The issue regarding making ZMapp available to West African nations is quite complicated. There have been no phase I clinical trials yet and ZMapp has not been approved by the US FDA for use in humans in the US. Licensure can be a fairly long process. It could of course be approved for compassionate use by the US FDA for use in the US. Things get really complex when you talk about using it in outbreak settings in other countries like in West Africa. For one thing the involved countries would need to make a request from the companies.

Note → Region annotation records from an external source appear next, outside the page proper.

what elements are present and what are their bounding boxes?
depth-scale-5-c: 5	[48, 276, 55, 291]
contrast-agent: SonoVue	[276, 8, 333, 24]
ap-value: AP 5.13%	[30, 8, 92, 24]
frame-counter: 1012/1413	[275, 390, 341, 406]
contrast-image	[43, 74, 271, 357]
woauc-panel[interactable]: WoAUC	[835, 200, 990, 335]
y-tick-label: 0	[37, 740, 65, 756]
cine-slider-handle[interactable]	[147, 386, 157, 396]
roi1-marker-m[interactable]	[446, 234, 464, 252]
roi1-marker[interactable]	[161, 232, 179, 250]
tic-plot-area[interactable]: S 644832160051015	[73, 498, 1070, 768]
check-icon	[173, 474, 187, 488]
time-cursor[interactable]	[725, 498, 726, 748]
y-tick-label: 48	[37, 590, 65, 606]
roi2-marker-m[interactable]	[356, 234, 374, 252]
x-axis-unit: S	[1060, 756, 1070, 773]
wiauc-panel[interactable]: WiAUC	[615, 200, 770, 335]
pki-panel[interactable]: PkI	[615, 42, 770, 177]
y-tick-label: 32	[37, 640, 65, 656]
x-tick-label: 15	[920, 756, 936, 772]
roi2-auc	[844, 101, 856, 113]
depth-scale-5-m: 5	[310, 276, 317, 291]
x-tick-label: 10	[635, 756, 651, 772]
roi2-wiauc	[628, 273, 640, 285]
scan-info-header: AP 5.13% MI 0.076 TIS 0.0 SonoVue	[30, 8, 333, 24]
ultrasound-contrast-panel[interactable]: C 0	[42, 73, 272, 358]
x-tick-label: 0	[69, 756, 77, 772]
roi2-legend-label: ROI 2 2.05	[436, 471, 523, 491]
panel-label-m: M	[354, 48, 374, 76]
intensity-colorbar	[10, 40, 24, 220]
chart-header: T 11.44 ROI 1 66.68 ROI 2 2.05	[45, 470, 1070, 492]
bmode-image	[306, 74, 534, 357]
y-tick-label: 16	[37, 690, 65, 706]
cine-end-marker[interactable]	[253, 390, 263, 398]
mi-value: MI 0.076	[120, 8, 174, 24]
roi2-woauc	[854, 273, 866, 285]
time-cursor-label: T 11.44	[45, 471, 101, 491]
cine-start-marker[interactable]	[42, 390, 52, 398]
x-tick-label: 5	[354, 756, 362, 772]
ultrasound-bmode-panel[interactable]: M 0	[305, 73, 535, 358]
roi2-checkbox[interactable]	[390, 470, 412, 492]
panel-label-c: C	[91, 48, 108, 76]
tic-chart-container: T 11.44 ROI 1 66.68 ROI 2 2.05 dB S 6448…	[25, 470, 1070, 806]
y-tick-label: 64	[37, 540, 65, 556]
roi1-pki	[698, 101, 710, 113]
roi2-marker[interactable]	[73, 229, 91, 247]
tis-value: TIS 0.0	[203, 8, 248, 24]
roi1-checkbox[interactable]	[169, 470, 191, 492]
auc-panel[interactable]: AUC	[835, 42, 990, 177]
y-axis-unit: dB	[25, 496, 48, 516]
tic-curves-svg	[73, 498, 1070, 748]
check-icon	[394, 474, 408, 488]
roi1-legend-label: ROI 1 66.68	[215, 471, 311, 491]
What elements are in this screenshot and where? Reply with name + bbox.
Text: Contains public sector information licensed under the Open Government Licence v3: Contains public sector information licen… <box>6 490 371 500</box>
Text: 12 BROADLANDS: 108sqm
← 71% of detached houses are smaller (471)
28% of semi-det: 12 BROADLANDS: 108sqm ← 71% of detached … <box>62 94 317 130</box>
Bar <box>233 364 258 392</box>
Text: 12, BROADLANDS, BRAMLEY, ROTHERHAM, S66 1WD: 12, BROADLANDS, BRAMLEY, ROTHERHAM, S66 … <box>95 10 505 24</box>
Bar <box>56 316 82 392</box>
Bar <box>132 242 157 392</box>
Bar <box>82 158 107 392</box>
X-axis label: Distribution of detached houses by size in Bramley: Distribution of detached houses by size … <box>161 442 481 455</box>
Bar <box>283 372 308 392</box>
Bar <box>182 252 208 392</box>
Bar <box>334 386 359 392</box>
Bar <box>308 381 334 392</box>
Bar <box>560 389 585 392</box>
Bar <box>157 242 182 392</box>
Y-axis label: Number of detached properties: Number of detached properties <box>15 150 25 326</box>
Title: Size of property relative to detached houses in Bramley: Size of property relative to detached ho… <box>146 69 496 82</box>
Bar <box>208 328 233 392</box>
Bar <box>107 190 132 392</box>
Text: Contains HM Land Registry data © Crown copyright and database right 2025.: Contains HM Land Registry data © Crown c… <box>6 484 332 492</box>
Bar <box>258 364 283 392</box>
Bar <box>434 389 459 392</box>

The other issue is that it would take some time to make enough ZMapp to handle an outbreak of this size.
When individuals are infected with Ebola, they almost always manifest symptoms (with the exception of Ebola Reston). However, there is at least one study I know of that described individuals in close contact with Ebola-infected individuals that developed antibodies and did not have symptoms. It is unclear how contagious these individuals would be. This is an area that needs further research.
It is highly unlikely to transmit the virus unless there has been direct and prolonged contact with someone who has been caring for someone ill with the virus or having contact with infected secretions. If your boyfriend has not traveled to West Africa in the past several months, and has not had contact with anyone who may have a suspected exposure, you do not need to be concerned.
Yes, there is a rapid test that can diagnose ebola with a blood test. The results take up to several days to return results but may be as fast as 24 hours. If you were suspicious someone had ebola, first you would want to quarantine them and then test them to confirm whether it's ebola or not.
There are no vaccines at the moment that are in Phase I clinical trials. To be licensed in the US a vaccine would need to be approved under the FDA "Animal Rule" meaning that you have to show that the vaccine 1) protects laboratory animals (nonhuman primates) against Ebola and 2) conduct a Phase 1 trial to show that the vaccine is safe in healthy humans. There are at least 5 different vaccines that have been shown to protect nonhuman primates against Ebola. Given the increased interest from the current outbreak I am hopeful that these vaccines will be moved into Phase I trials so that they could be used for humans in the future.
There is a risk of an infected traveler appearing in the US—something that has happened before with other viral hemorrhagic diseases (Lassa Fever, Marburg). However, there is unlikely to be secondary transmission and no chance that Ebola will find the US a hospitable place because of standard infection control practices in place at all hospitals and the different approach taken with funerals here.
Reports from the field have stated that personal protective equipment (PPE) is scarce and there have been calls for donations of equipment. There also is a concern that PPE may not work optimally in the weather conditions in West Africa. It is unclear how Dr. Brantly was infected but, it must be emphasized, that the health infrastructure in these nations is poor and very conducive to lapses in infection control (even when PPE is available).
There have been no published herbal compounds that have demonstrated any activity against the virus, in animal models or in vitro. There has been some interest in colloidal compounds in their ability to hide the virus from the immune system, but these have not been shown to have any proven utility thus far. There is some research from TekMira pharmaceuticals looking at Lipid coated nanoparticles that is promising in nonhuman primate models utilizing small interfering mRNA compounds.